Check out this new reef!


----------



## coolbluestreak (Jun 27, 2011)

Wow. that's pretty cool!


----------



## neckmoe (Apr 7, 2009)

Where's it being dropped?


----------



## Johnms (Nov 29, 2010)

south of Pascagolua


----------



## guesswork (Feb 26, 2008)

It is in FH-13. I was lucky enough to be on the spotter boat out there and was able to dive it about an hour after it went down. Didn't think i would see anything, so i left my spear gun on the boat. Had three nice cobia checking it out also when i was down. :yes:

Skip


----------



## TailRazor (Apr 25, 2011)

I'm waiting for the first report of a suspected alien space craft crash at FH-13.


----------



## amarcafina (Aug 24, 2008)

Wow now that's a Reef , way better than our pyrimides


----------



## odb1877 (Jul 6, 2011)

We need one of those in p-cola


----------



## coolbluestreak (Jun 27, 2011)

odb1877 said:


> We need one of those in p-cola


And OBA.


----------



## gator7_5 (Oct 4, 2007)

I think the sphere needs more holes. Looks cool as hell though.


----------



## OP-FOR (Jan 23, 2010)

For sure just South of the Triple Rig. I recognized the gas pipe in the back ground.


----------



## SHO-NUFF (May 30, 2011)

Stainless steel and will last for ever. Just hope it does not come rolling up on the beach during the next Hurricane!


----------



## Lyin Too (Aug 31, 2009)

Is it public?


----------



## ycanti (Jul 13, 2011)

Kerwin Cuevas, Artificial Reef Bureau director, said the BRT has a safe clearance of 50 feet.

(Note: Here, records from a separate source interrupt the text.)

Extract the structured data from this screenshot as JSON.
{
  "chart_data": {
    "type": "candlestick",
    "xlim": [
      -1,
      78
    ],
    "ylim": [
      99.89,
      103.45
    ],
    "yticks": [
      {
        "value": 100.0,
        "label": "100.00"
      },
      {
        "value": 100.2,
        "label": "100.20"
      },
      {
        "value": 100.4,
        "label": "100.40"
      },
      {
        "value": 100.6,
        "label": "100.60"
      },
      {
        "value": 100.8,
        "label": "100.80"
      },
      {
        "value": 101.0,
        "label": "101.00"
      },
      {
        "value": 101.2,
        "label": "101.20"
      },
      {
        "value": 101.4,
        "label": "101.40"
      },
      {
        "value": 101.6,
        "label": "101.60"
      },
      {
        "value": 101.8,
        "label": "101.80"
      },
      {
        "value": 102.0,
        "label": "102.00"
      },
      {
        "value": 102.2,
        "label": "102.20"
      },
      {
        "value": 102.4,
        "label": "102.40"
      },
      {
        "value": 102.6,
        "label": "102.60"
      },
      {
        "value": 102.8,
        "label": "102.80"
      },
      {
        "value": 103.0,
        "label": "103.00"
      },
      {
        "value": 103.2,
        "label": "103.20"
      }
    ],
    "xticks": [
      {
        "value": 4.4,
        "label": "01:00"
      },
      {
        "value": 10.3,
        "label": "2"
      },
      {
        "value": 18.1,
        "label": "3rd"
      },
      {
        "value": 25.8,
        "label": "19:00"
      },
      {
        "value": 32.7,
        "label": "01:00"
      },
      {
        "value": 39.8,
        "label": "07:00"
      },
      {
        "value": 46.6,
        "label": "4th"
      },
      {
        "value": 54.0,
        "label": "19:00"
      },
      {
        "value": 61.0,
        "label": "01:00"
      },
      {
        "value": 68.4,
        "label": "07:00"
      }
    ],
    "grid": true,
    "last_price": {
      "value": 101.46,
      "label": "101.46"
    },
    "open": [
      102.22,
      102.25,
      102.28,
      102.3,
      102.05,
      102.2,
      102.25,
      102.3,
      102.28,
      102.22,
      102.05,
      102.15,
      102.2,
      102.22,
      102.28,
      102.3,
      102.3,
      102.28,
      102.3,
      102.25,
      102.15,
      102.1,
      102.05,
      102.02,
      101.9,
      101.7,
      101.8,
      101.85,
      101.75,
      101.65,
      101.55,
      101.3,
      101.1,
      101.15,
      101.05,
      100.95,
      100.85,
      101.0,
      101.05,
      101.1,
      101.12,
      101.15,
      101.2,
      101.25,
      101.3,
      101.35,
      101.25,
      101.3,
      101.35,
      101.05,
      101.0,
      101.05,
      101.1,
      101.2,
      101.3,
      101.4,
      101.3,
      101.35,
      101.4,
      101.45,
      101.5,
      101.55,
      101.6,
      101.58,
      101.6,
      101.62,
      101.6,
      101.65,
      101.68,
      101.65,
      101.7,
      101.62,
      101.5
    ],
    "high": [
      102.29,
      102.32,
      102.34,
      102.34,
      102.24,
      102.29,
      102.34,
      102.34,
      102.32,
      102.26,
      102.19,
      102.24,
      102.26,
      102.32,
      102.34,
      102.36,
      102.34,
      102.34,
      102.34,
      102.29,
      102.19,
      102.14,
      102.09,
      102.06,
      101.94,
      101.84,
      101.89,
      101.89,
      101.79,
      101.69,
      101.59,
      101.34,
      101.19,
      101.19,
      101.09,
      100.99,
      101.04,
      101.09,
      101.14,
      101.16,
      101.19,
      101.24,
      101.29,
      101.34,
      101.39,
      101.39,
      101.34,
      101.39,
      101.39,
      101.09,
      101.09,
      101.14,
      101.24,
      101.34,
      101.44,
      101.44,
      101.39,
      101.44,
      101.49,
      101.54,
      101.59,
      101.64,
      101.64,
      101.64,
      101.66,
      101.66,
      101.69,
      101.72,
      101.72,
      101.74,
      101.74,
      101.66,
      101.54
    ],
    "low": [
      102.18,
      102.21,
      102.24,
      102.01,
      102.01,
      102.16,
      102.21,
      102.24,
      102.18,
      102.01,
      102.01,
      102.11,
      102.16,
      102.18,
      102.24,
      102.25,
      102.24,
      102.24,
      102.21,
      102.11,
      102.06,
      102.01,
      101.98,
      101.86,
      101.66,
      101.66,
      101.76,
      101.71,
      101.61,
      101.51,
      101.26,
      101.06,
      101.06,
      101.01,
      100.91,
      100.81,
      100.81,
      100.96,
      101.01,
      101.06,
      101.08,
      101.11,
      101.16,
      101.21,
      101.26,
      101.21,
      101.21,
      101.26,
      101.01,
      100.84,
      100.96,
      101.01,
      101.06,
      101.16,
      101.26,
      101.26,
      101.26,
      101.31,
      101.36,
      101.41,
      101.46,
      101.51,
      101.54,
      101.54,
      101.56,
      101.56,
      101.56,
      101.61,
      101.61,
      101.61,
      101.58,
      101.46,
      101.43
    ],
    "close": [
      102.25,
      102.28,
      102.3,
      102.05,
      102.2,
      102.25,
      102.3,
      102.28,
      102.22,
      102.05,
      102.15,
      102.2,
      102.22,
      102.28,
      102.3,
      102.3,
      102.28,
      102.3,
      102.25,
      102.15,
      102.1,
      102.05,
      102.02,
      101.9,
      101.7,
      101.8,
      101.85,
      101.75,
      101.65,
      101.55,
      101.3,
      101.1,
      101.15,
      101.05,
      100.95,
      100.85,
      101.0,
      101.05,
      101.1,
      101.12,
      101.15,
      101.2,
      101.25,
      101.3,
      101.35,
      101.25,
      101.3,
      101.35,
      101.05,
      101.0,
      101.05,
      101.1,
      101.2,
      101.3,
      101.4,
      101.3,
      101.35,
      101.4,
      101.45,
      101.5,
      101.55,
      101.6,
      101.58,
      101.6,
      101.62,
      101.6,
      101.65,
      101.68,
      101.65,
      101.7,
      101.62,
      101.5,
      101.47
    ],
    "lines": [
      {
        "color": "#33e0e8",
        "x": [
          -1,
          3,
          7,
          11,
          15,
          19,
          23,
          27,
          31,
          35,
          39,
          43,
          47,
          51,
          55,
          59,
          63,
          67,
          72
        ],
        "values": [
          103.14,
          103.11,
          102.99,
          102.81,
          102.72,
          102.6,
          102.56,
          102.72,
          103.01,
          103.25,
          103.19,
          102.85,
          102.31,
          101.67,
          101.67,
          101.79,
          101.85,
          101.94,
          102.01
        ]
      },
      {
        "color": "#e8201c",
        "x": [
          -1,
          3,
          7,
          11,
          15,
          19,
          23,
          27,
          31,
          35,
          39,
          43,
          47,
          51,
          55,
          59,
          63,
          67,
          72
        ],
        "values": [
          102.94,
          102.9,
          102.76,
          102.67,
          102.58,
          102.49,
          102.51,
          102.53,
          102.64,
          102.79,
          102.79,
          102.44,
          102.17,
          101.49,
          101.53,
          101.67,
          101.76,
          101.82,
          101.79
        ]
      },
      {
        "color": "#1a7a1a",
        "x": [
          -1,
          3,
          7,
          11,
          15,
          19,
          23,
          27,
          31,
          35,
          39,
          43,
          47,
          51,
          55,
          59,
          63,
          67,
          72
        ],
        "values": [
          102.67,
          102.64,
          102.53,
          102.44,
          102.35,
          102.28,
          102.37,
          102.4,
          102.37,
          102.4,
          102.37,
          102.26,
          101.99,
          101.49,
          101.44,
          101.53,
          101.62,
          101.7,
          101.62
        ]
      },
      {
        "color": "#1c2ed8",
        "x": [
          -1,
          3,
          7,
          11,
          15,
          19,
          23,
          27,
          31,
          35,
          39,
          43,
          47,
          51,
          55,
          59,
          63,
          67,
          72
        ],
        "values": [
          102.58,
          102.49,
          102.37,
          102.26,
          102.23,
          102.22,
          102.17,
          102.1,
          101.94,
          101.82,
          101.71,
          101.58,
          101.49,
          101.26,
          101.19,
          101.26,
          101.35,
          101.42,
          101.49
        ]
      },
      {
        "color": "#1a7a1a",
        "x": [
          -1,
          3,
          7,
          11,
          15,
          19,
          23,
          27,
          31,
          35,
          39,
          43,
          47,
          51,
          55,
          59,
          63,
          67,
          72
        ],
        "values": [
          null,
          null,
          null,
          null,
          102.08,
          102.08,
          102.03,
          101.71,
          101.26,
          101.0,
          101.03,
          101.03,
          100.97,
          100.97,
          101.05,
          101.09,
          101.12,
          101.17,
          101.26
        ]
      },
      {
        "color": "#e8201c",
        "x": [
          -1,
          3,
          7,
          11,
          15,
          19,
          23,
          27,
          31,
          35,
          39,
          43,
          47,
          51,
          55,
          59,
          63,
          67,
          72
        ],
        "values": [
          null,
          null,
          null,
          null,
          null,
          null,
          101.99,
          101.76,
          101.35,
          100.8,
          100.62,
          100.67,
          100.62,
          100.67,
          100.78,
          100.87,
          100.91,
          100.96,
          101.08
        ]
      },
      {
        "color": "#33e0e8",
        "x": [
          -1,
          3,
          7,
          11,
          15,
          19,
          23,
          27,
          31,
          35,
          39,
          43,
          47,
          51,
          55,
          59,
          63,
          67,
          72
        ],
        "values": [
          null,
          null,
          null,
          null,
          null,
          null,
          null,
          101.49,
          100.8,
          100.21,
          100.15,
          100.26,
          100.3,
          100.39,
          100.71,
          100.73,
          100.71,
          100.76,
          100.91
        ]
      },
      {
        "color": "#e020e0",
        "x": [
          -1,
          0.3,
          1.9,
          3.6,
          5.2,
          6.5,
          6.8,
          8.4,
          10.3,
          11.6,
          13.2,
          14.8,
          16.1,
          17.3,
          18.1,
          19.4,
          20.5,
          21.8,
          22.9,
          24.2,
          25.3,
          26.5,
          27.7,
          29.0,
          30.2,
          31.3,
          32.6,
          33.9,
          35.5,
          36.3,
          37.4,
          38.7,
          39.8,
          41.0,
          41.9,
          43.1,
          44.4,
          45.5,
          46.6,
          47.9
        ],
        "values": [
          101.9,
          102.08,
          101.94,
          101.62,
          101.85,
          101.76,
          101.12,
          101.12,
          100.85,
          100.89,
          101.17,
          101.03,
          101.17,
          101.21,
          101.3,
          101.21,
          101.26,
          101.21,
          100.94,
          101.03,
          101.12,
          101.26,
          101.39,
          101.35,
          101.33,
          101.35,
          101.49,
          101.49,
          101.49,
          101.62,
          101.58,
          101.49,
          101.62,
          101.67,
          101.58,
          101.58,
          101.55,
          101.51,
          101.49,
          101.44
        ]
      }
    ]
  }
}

The 37-foot-tall, 45-foot-wide tank has a relief of 35 feet off the bottom. Would like to see it year from now


----------



## Robbr (May 19, 2010)

That thing will grow some damn fine Jacks. That is, if you get through the overfished Red Snapper. That is great for the guys who fish over that way. :thumbsup:


----------



## Lyin Too (Aug 31, 2009)

Since its round, can we expect to see it roll up on Chandeleur in the next few years?


----------



## Lyin Too (Aug 31, 2009)

Anybody ever get coordinates for this dude?


----------



## mkpitts6 (Feb 23, 2008)

video of the deployment http://youtu.be/F6_zFJnx6ng


----------